I add to this the fact that a lot of gospels were written in those early days that were later judged to be wrong and heretical or just inappropriate for addition when the bible was assembled. Who’s to say those rejected books aren’t really more in line with what Christ thought and intended? They were chucked but what if that was the wrong move? What would this religion look like today if they’d kept those instead? Would it have lasted or died out? There’s no way to know what impact they would have had.
People choose for themselves what’s important. When preaching the gospel, those preaching will inevitably emphasize the parts that speak loudest to them. The result of that is somewhat obvious; the audience will get a biased sermon, and they may go on to give their own based around what parts they thought were most important. Sure, they’re all based on the gospels, but some will promote the goodness, others might promote good works, more will promote meek inheriting, others will focus on other key points and eventually there’s conflict over what Jesus might have thought was most important of all. What did Jesus think was most important of all? If it was this one church thing, then every Christian is a colossal failure.
To say that the New Testament teaches there is one body, one church, sounds so narrow to many. Yet it is the truth. Why do people have problems with such an “interpretation”? It is not because the Bible “means different things to different people, but because people do not believe it.
Don’t be fooled by the “just your interpretation” idea. Believe the Bible can be understood (Ephesians 3:3-5) and believe and obey the gospel.
Trouble is, the gospels are woefully out of date on many issues, and it doesn’t matter how many new versions are published, the absence of information remains. That is why people tend to interpret the text in the hopes of convincing people that Jesus was rabidly against homosexuals and abortion and evolution and climate change. A lot has been learned in 2000 years and some of what’s been learned runs completely counter to stuff in that book. Our values and motivations have changed. We’re not living in little ignorant groups of goat herders any more. We have access to so much more in the way of medicine and education and philosophy and diverse viewpoints on every issue, no matter how trite or vital. We can see how big the world is. We can better know how our decisions will affect others, be they our neighbours or enemies half a world away. We’re better equipped to see the big picture. Maybe it can be argued we’re still woefully inept at dealing with it, but admitting that puts us in a far better position to fix it, I’m sure. We know what needs doing and those who can and care are working on it.

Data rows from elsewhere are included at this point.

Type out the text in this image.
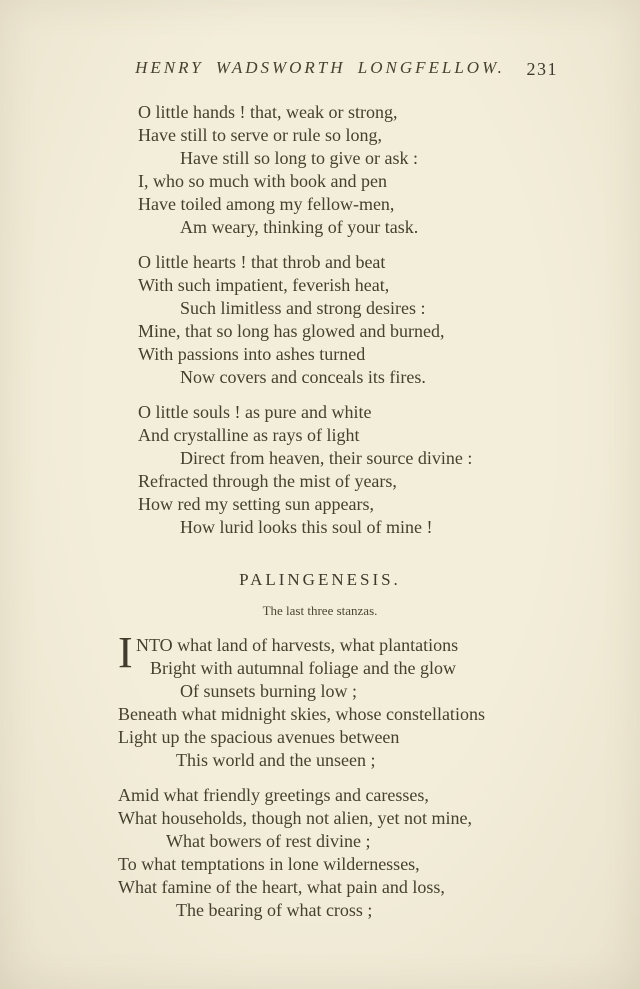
HENRY WADSWORTH LONGFELLOW.	231
O little hands ! that, weak or strong,
Have still to serve or rule so long,
Have still so long to give or ask :
I, who so much with book and pen
Have toiled among my fellow-men,
Am weary, thinking of your task.
O little hearts ! that throb and beat
With such impatient, feverish heat,
Such limitless and strong desires :
Mine, that so long has glowed and burned,
With passions into ashes turned
Now covers and conceals its fires.
O little souls ! as pure and white
And crystalline as rays of light
Direct from heaven, their source divine :
Refracted through the mist of years,
How red my setting sun appears,
How lurid looks this soul of mine !
PALINGENESIS.

The last three stanzas.

I NTO what land of harvests, what plantations
Bright with autumnal foliage and the glow
Of sunsets burning low ;
Beneath what midnight skies, whose constellations
Light up the spacious avenues between
This world and the unseen ;
Amid what friendly greetings and caresses,
What households, though not alien, yet not mine,
What bowers of rest divine ;
To what temptations in lone wildernesses,
What famine of the heart, what pain and loss,
The bearing of what cross ;
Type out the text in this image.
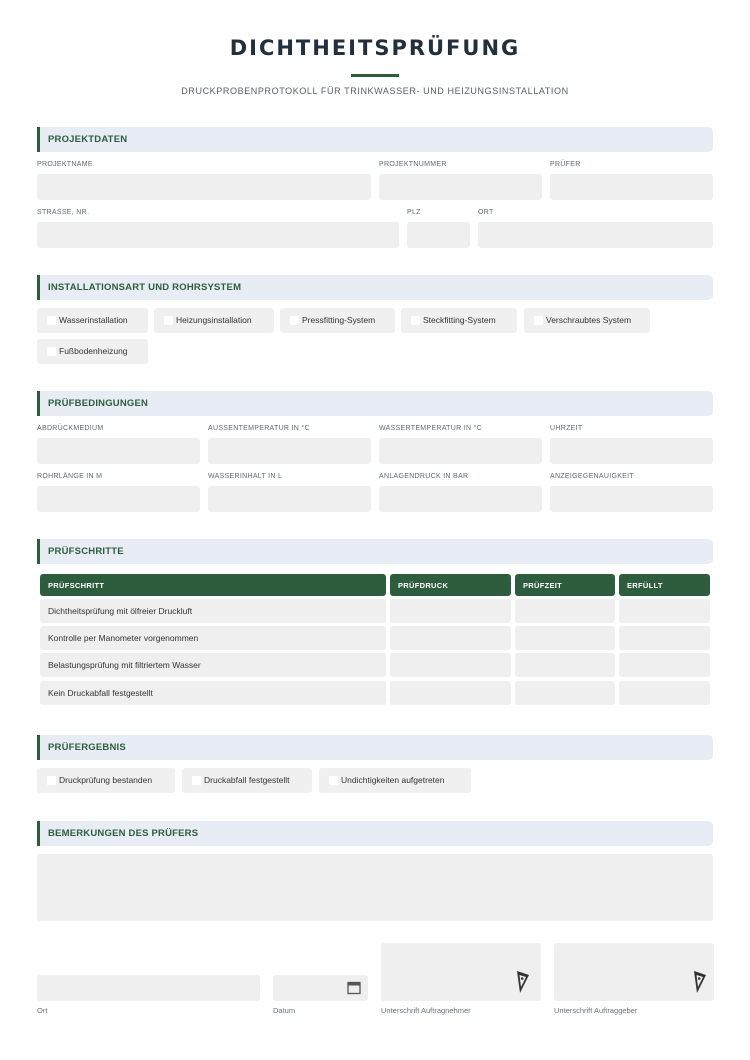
DICHTHEITSPRÜFUNG
DRUCKPROBENPROTOKOLL FÜR TRINKWASSER- UND HEIZUNGSINSTALLATION
PROJEKTDATEN
PROJEKTNAME	PROJEKTNUMMER	PRÜFER
STRASSE, NR.	PLZ	ORT
INSTALLATIONSART UND ROHRSYSTEM
Wasserinstallation	Heizungsinstallation	Pressfitting-System	Steckfitting-System	Verschraubtes System
Fußbodenheizung
PRÜFBEDINGUNGEN
ABDRÜCKMEDIUM	AUSSENTEMPERATUR IN °C	WASSERTEMPERATUR IN °C	UHRZEIT
ROHRLÄNGE IN M	WASSERINHALT IN L	ANLAGENDRUCK IN BAR	ANZEIGEGENAUIGKEIT
PRÜFSCHRITTE
PRÜFSCHRITT	PRÜFDRUCK	PRÜFZEIT	ERFÜLLT
Dichtheitsprüfung mit ölfreier Druckluft
Kontrolle per Manometer vorgenommen
Belastungsprüfung mit filtriertem Wasser
Kein Druckabfall festgestellt
PRÜFERGEBNIS
Druckprüfung bestanden	Druckabfall festgestellt	Undichtigkeiten aufgetreten
BEMERKUNGEN DES PRÜFERS
Ort	Datum	Unterschrift Auftragnehmer	Unterschrift Auftraggeber
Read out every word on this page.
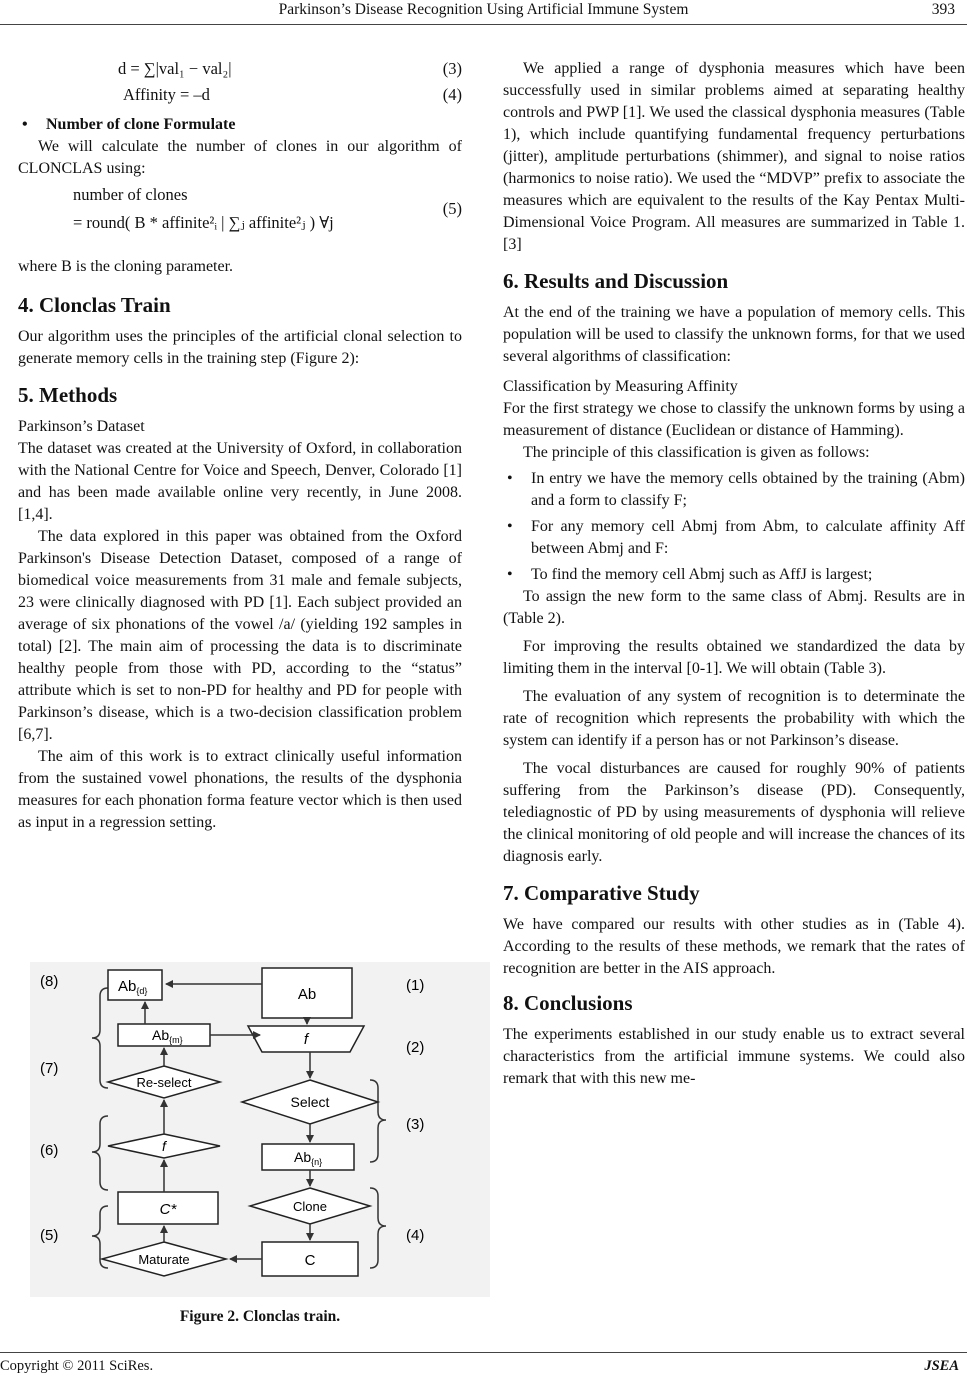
Parkinson’s Disease Recognition Using Artificial Immune System	393
d = ∑|val₁ − val₂|	(3)
Affinity = –d	(4)
• Number of clone Formulate

We will calculate the number of clones in our algorithm of CLONCLAS using:

number of clones
= round( B * affinite²ᵢ | ∑ⱼ affinite²ⱼ ) ∀j
(5)

where B is the cloning parameter.

4. Clonclas Train

Our algorithm uses the principles of the artificial clonal selection to generate memory cells in the training step (Figure 2):

5. Methods

Parkinson’s Dataset

The dataset was created at the University of Oxford, in collaboration with the National Centre for Voice and Speech, Denver, Colorado [1] and has been made available online very recently, in June 2008. [1,4].

The data explored in this paper was obtained from the Oxford Parkinson's Disease Detection Dataset, composed of a range of biomedical voice measurements from 31 male and female subjects, 23 were clinically diagnosed with PD [1]. Each subject provided an average of six phonations of the vowel /a/ (yielding 192 samples in total) [2]. The main aim of processing the data is to discriminate healthy people from those with PD, according to the “status” attribute which is set to non-PD for healthy and PD for people with Parkinson’s disease, which is a two-decision classification problem [6,7].

The aim of this work is to extract clinically useful information from the sustained vowel phonations, the results of the dysphonia measures for each phonation forma feature vector which is then used as input in a regression setting.

(8)	(1)
(2)
(7)
(3)
(6)
(5)	(4)
$Ab_{\{d\}}$	Ab
$Ab_{\{m\}}$	f
Re-select
Select
f
$Ab_{\{n\}}$
C*	Clone
Maturate	C
Figure 2. Clonclas train.

We applied a range of dysphonia measures which have been successfully used in similar problems aimed at separating healthy controls and PWP [1]. We used the classical dysphonia measures (Table 1), which include quantifying fundamental frequency perturbations (jitter), amplitude perturbations (shimmer), and signal to noise ratios (harmonics to noise ratio). We used the “MDVP” prefix to associate the measures which are equivalent to the results of the Kay Pentax Multi-Dimensional Voice Program. All measures are summarized in Table 1. [3]

6. Results and Discussion

At the end of the training we have a population of memory cells. This population will be used to classify the unknown forms, for that we used several algorithms of classification:

Classification by Measuring Affinity

For the first strategy we chose to classify the unknown forms by using a measurement of distance (Euclidean or distance of Hamming).

The principle of this classification is given as follows:

• In entry we have the memory cells obtained by the training (Abm) and a form to classify F;
• For any memory cell Abmj from Abm, to calculate affinity Aff between Abmj and F:
• To find the memory cell Abmj such as AffJ is largest;

To assign the new form to the same class of Abmj. Results are in (Table 2).

For improving the results obtained we standardized the data by limiting them in the interval [0-1]. We will obtain (Table 3).

The evaluation of any system of recognition is to determinate the rate of recognition which represents the probability with which the system can identify if a person has or not Parkinson’s disease.

The vocal disturbances are caused for roughly 90% of patients suffering from the Parkinson’s disease (PD). Consequently, telediagnostic of PD by using measurements of dysphonia will relieve the clinical monitoring of old people and will increase the chances of its diagnosis early.

7. Comparative Study

We have compared our results with other studies as in (Table 4). According to the results of these methods, we remark that the rates of recognition are better in the AIS approach.

8. Conclusions

The experiments established in our study enable us to extract several characteristics from the artificial immune systems. We could also remark that with this new me-

Copyright © 2011 SciRes.	JSEA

What good does it to do read a bible and believe every word printed within it? How does that fix anything? It strikes me that to do so would be avoidance, turning one’s back on the problems of the world in order to focus on personal salvation in the last days, for believers would be forced to agree with Jesus and John and Paul: the apocalypse is imminent and the earth is doomed. Why find alternatives to oil? Why give children a decent science education when they won’t live long enough to use it? Why care about the environment? A world’s worth of unbelievers will be going to hell any moment now, so why bother? Jesus loves me and will guide me to heaven! I can hardly wait to sit up on my cloud and watch flames devour everyone who doesn’t think like I do.
What a waste of brain power that kind of thinking is.
If belief in god and Jesus Christ is what gets some people through the day, whatever. Fine. But they really shouldn’t buy into what people like Owen preach. Belief in those words is not enough. How those words are interpreted makes a huge impact on what people do because of them. What are they doing because of them? How are they behaving? How are they treating people? How are they educating their children? How are they dealing with the clash of reality when it bumps up against their precious tome? How do they vote? How do they think? How do they react? All of that is going to matter more than anything in that book.